Hinweise zu den Befestigungsschrauben
Die Befestigungsschrauben für Skibindungen entsprechen den geltenden DIN/ISO Normen. Für Ski fordert die Norm einen bestimmten Skibindungsbefestigungsbereich und einen definierten Schraubenausreißwiderstand. Bei einigen Skimodellen liegt die zur Skibindungsmontage notwendige Befestigungsplatte so tief, dass die Skibindungen mit genormten Befestigungsschrauben nicht fest genug halten. In diesem Fall sind längere Befestigungsschrauben notwendig. Achten Sie aber auch in diesem Fall unbedingt auf die speziellen Anweisungen der Skihersteller.
- Verwenden Sie nur Original Skibindung-bohrer und beachten Sie unbedingt die Angaben des Skiherstellers. Vermeiden Sie den Gebrauch von stumpfen Bohrern.
- Immer mit gleichmäßigem Druck bohren und Bohrer gerade halten. Verkanten Sie den Bohrer nicht in der Bohrbuchse der Montagelehre.
• Die Bohrung muss so tief ausgeführt sein, dass jedes Loch eine Ansenkung hat. Nach dem Bohren die Montagelehre entfernen. - Den Ski umdrehen und mit der Hand auf die Skilauffläche klopfen, damit alle Späne aus den Löchern herausfallen.
- Bei Skis mit integriertem Metallblatt vor der Montage Gewinde schneiden
- Nach dem Bohren die Löcher mit Spezialbindungskleber füllen. (Nicht bei Kunststoff/PU Ski!)
- Unbedingt darauf achten, dass die Schrauben senkrecht eingedreht werden.
- Anschrauben der Bindung auf dem Ski: Alle Schrauben müssen fest angezogen und dürfen nicht überdreht werden. Bei Verwendung eines elektrischen Schraubers soll das Drehmoment so niedrig wie möglich eingestellt werden (max. 5Nm), um ein Überdrehen der Schraube zu verhindern.
- Eines der drei mittleren Löcher auf der Bohrlehre nur für die zusätzliche Schraube des Z-01 Fersen-Spoiler bohren. Nicht bei Z-02 verwenden!
- Das endgültige Festziehen der Schrauben soll immer mit einem Handschraubenzieher vorgenommen werden.
- Kleber können bei Skibindungsschrauben als Schmiermittel verwendet werden, wenn ein Schmiermittel erforderlich ist, bzw. wenn es vom Skihersteller empfohlen wird.
3. Montage der hagan Z Bindung auf dem Ski
Wichtig:
3.1 Grundplatte (24) der Steighilfe auf die hinteren drei Bohrungen legen und
dort festschrauben.
3.2 Steighilfebügel (12) eine Stufe nach oben klappen.
3.3 Übriges Bindungssystem auf den Ski legen und in der Grundplatte (24) der Steighilfe (12) zentrieren.
3.4 Die beiden vordersten Schrauben des Lagerbocks (20) festziehen.
3.5 Die beiden hinteren Schrauben des Lagerbocks (20) festziehen.
3.6 Kontrolle, ob die Verlängerung (23) des Trittgestells (13) in der Grundplatte (24) der Steighilfe (12) sauber zentriert ist. (zur evtl.
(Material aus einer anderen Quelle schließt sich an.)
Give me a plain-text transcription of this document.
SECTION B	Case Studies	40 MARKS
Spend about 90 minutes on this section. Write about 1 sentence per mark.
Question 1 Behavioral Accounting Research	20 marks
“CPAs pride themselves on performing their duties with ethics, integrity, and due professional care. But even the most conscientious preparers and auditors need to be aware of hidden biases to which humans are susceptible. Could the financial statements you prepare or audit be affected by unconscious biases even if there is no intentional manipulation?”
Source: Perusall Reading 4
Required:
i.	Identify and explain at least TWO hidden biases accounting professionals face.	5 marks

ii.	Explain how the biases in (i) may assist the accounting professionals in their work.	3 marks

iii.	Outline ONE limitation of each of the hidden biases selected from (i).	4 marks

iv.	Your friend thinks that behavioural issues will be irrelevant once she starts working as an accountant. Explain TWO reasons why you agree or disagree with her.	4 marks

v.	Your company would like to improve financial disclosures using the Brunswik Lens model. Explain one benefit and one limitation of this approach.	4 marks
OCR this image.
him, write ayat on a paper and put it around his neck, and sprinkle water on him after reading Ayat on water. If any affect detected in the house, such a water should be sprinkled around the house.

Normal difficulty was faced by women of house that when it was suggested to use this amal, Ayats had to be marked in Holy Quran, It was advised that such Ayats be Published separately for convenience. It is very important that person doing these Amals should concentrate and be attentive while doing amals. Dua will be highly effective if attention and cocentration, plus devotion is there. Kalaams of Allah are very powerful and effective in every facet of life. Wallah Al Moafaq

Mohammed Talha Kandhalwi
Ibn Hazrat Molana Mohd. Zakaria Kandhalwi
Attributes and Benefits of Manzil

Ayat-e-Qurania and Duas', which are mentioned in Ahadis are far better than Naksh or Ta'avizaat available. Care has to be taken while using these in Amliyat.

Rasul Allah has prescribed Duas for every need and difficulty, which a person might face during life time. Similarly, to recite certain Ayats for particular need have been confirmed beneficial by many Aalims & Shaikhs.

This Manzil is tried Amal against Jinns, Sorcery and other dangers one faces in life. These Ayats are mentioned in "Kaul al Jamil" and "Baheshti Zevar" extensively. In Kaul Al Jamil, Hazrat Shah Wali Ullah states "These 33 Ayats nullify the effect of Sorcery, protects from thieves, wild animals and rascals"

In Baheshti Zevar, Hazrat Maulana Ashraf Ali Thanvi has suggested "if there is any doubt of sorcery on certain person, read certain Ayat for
Korrektur lockern der vorderen Schrauben und neu ausrichten). Alle Schrauben festziehen.
3.7 Prüfen, ob der Verriegelungshebel (11) die Verlängerung des Trittgestelles (23) sicher verriegelt.
3.8 Schuhlänge und Anpressdruck korrekt einstellen: Den Fersenautomat mittels Längenverstell-Schraube (10) am Fersenautomatlager mit eingesetztem Schuh so verstellen, bis dass der Schraubenkopf mit der Gehäusekante exakt bündig ist.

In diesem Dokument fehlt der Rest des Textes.